«On peut envisager le monde comme une myriade de messages. A Celui Que Cela Peut Intéresser»
- tel était le postulat formulé, en 1947, par le grand mathématicien Norbert Wiener. Son assertion
illustre bien la profonde mutation qui avait commencé à se produire dans nos façons de
conceptualiser le monde. Les paradigmes de la science classique avaient atteint les limites de leur
utilité. Des phénomènes de plus en plus nombreux semblaient défier l'explication linéaire (de cause
à effet) des processus naturels et soulevaient ainsi des doutes en ce qui concerne la validité de la
très ancienne conviction selon laquelle, pour comprendre (et changer) le présent, on devait d'abord
en découvrir et analyser les causes dans le passé. Une réorientation peut-être encore plus féconde
intervint grâce à ce qu'on pourrait presque appeler la «découverte» de l'information, entité qui
possède son propre droit à l'existence, aux côtés des principes classiques de la matièreet de l'énergie.
L'objet d'étude, c'était maintenant le monde, interprété comme une «myriade de messages» qui
engendrent des messages qui provoquent une rétroaction sur leurs propres sources.

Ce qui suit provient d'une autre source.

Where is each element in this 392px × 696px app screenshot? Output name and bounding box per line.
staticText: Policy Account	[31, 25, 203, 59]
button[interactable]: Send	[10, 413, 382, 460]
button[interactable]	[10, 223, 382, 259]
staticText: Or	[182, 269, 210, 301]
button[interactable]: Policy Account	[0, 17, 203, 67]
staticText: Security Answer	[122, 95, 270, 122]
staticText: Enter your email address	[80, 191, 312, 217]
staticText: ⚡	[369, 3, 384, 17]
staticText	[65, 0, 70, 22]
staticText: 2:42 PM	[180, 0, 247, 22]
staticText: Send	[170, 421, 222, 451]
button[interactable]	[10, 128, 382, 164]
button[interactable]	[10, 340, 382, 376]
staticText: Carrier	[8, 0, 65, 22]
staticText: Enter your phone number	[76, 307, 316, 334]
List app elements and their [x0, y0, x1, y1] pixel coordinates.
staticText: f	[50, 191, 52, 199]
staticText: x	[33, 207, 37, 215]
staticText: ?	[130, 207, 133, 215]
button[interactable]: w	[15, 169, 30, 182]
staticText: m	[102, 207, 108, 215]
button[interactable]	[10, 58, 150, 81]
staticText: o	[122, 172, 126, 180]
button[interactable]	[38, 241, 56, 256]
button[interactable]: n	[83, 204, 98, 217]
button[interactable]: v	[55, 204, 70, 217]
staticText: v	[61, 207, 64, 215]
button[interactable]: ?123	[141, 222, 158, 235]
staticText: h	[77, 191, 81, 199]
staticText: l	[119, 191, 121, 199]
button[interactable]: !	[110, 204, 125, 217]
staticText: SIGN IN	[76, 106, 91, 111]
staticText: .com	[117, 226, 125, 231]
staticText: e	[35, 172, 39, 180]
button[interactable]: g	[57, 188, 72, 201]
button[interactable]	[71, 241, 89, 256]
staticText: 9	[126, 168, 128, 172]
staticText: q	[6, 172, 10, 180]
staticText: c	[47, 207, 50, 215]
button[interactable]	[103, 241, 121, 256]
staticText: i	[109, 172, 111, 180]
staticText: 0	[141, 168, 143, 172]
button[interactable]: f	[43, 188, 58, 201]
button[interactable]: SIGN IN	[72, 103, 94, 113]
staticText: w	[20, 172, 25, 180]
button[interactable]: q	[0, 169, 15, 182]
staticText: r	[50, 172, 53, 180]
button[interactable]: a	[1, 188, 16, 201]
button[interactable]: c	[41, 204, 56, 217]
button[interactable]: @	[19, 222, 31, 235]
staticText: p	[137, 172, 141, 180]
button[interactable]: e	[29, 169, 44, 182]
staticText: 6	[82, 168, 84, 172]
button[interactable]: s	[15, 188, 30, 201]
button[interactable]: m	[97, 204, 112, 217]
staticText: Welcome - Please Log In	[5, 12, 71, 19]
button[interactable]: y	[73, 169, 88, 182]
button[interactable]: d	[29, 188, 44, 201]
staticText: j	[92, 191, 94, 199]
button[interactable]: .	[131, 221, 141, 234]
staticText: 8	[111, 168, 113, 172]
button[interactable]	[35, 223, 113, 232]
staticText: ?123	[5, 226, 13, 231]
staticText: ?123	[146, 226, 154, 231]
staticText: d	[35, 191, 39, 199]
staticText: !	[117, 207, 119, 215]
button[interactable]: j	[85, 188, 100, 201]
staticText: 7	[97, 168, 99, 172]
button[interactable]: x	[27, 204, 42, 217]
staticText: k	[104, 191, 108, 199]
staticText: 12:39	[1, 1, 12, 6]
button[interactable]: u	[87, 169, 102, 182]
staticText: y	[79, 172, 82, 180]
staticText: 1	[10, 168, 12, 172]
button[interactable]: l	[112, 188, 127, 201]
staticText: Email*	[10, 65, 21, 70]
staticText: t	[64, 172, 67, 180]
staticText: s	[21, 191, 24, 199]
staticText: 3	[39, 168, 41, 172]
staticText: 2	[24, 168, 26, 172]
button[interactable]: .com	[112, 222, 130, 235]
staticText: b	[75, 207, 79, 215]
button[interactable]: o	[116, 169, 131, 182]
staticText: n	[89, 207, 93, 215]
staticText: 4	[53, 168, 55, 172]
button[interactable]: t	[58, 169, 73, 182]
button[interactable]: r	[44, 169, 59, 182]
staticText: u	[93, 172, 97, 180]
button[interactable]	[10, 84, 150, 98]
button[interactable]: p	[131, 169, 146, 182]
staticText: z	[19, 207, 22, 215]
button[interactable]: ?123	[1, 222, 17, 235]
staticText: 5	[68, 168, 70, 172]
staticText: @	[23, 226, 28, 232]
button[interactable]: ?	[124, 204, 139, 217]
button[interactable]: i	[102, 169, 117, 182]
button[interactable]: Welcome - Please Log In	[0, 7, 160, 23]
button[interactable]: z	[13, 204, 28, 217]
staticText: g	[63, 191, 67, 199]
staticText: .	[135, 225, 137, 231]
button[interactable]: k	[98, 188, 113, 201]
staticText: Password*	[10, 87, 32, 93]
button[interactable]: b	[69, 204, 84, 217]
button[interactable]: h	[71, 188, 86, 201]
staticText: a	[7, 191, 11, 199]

La publication du présent livre tomba durant cette période de fermentation naissante. Il s'agit du
travail commun de deux savants, venant de disciplines différentes, mais dont la formation était
cosmopolite, et qui pouvaient donc et souhaitaient remettre en cause les hypothèses scientifiques à
partir de leurs prémisses fondamentales: Jurgen Ruesch, un professeur de psychiatrie, et Gregory
Bateson, un spécialiste de l'anthropologie culturelle. Ils se rencontrèrent alors qu'ils enseignaient à
l'Ecole de médecine de l'université de Californie à San Francisco, et ils convinrent de faire converger
leurs idées dans ce livre - tout en écrivant chacun séparément leurs chapitres respectifs.
A notre époque, à la fin des années 1980, il est difficile d'imaginer que ce livre n'aurait pu être écrit
ne serait-ce que dix ans plus tôt. Il est vrai qu'une immense partie du travail avait déjà été
accomplie en ce qui concerne les aspects théoriques et pratiques de la transmission de l'information,
et que la sémiotique (la théorie générale des signes et des langues) avait déjà réalisé des progrès
significatifs. Mais les analyses des effets les plus immédiats des échanges d'information - les effets
de comportement (pragmatiques) - et des façons dont la communication détermine le
comportement en profondeur - en fait, est le comportement -, ces recherches étaient pratiquement
inexistantes. La publication de Communication: La matrice sociale de la psychiatriepeut être considérée
comme l'émergence d'un nouveau champ - si nous acceptons d'oublier les sinistres abus de la
communication déjà commis en matière de publicité et de propagande.